Ketamine’s Antidepressant Efficacy is Extended for at Least Four Weeks in Subjects with a Family History of an Alcohol Use Disorder

• Published in: The international journal of neuropsychopharmacology Vol. 18; no. 1; pp. 1 - 7
• Main Authors: Niciu, Mark J., Luckenbaugh, David A., Ionescu, Dawn F., Richards, Erica M., Vande Voort, Jennifer L., Ballard, Elizabeth D., Brutsche, Nancy E., Furey, Maura L., Zarate, Carlos A.
• Format: Journal Article
• Language: English
• Published: US Oxford University Press 01.01.2015
• Subjects: Adolescent; Adult; Aged; Alcohol use; Alcohol-Related Disorders - genetics; Antidepressants; Antidepressive Agents - therapeutic use; Depressive Disorder, Major - drug therapy; Depressive Disorder, Major - genetics; Depressive Disorder, Treatment-Resistant - drug therapy; Depressive Disorder, Treatment-Resistant - genetics; Double-Blind Method; Excitatory Amino Acid Antagonists - therapeutic use; Family; Genetic Predisposition to Disease; Humans; Kaplan-Meier Estimate; Ketamine; Ketamine - therapeutic use; Middle Aged; Riluzole - therapeutic use; Treatment Outcome; Young Adult; alcohol use disorder; major depressive disorder; ketamine; family history; riluzole
• ISSN: 1461-1457; 1469-5111; 1469-5111
• DOI: 10.1093/ijnp/pyu039

Background:A single subanesthetic infusion of the N-methyl-D-aspartate (NMDA) receptor antagonist ketamine has rapid and potent antidepressant properties in treatment-resistant major depressive disorder (TRD).

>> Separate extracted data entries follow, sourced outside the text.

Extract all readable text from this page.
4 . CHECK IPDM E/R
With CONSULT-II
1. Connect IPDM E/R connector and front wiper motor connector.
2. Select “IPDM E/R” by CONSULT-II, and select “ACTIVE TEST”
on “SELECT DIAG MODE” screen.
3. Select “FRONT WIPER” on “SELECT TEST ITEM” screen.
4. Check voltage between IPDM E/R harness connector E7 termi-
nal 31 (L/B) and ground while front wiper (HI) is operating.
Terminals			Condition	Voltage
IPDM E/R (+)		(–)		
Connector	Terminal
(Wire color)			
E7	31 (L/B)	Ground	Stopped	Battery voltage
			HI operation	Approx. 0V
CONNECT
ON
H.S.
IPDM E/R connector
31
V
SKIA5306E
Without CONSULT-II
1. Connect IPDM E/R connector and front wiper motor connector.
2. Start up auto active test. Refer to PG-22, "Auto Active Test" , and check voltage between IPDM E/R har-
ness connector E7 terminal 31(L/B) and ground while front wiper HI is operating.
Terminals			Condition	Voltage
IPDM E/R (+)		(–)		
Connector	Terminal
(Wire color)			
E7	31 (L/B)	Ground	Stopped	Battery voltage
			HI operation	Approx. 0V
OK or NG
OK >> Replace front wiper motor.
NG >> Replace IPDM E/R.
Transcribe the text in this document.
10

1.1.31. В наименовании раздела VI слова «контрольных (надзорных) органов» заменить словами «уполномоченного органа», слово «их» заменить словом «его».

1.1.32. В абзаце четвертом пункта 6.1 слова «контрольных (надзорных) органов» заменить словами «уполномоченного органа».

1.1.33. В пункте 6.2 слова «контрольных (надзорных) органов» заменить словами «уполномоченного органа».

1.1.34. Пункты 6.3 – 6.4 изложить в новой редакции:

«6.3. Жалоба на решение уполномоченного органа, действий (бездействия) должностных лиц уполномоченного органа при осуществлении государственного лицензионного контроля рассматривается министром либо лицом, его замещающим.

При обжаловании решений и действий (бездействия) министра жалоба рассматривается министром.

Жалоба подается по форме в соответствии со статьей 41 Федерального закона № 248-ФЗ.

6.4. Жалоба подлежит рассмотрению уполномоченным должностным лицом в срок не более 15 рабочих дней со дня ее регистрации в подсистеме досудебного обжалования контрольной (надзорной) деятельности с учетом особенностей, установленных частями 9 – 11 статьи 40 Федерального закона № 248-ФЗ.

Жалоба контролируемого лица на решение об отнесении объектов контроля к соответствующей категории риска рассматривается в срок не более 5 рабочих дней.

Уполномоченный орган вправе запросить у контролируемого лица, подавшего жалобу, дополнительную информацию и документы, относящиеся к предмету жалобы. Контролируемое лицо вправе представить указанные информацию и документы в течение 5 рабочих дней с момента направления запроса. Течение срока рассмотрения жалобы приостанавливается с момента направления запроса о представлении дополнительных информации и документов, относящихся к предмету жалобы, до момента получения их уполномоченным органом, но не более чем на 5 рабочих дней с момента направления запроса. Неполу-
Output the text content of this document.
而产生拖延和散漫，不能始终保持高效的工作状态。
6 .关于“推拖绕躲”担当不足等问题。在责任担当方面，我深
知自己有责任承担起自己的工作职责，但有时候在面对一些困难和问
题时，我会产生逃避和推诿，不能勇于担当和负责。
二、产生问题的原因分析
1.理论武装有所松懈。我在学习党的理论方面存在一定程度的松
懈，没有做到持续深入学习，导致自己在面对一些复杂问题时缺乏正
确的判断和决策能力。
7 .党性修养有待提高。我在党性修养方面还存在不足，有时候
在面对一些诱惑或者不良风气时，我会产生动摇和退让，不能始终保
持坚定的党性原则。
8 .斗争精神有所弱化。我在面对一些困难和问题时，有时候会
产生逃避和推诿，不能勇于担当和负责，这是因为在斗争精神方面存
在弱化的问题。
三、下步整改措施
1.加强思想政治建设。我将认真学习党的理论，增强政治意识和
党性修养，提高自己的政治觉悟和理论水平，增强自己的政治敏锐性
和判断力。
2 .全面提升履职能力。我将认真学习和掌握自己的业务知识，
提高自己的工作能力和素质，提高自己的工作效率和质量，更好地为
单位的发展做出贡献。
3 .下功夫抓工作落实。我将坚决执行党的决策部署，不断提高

As a family history of an alcohol use disorder is a positive predictor of ketamine’s antidepressant response and the strength of the association increases over time, we hypothesized that depressed subjects with a family history of an alcohol use disorder would have greater antidepressant durability and that riluzole would augment and/or extend ketamine’s antidepressant efficacy.Methods:Fifty-two TRD subjects received an open-label infusion of ketamine (0.5mg/kg over 40 minutes), and, four to six hours post-infusion, were randomized to either flexible-dose (100–200mg/day) riluzole or placebo in the following proportions: Family History Positive (FHP) riluzole (n = 10), FHP placebo (n = 9), Family History Negative (FHN) riluzole (n = 16), and FHN placebo (n = 17).Results:FHP subjects randomized to placebo had a greater antidepressant response than FHN subjects; however, contrary to our initial hypothesis, there was no significant difference in antidepressant efficacy with riluzole. Although potentially underpowered, there was no difference in overall time-to-relapse based on randomization status (riluzole responders: n = 15, placebo responders: n = 17). Yet, time-to-relapse was longer in FHP placebo responders (n = 8) compared to FHN placebo responders (n = 9) with, again, no significant difference in time-to-relapse in FHP riluzole responders (n = 6) compared to FHN riluzole responders (n = 9).Conclusions:Ketamine’s extended antidepressant durability in FHP TRD should be considered in the design and analysis of ketamine depression trials.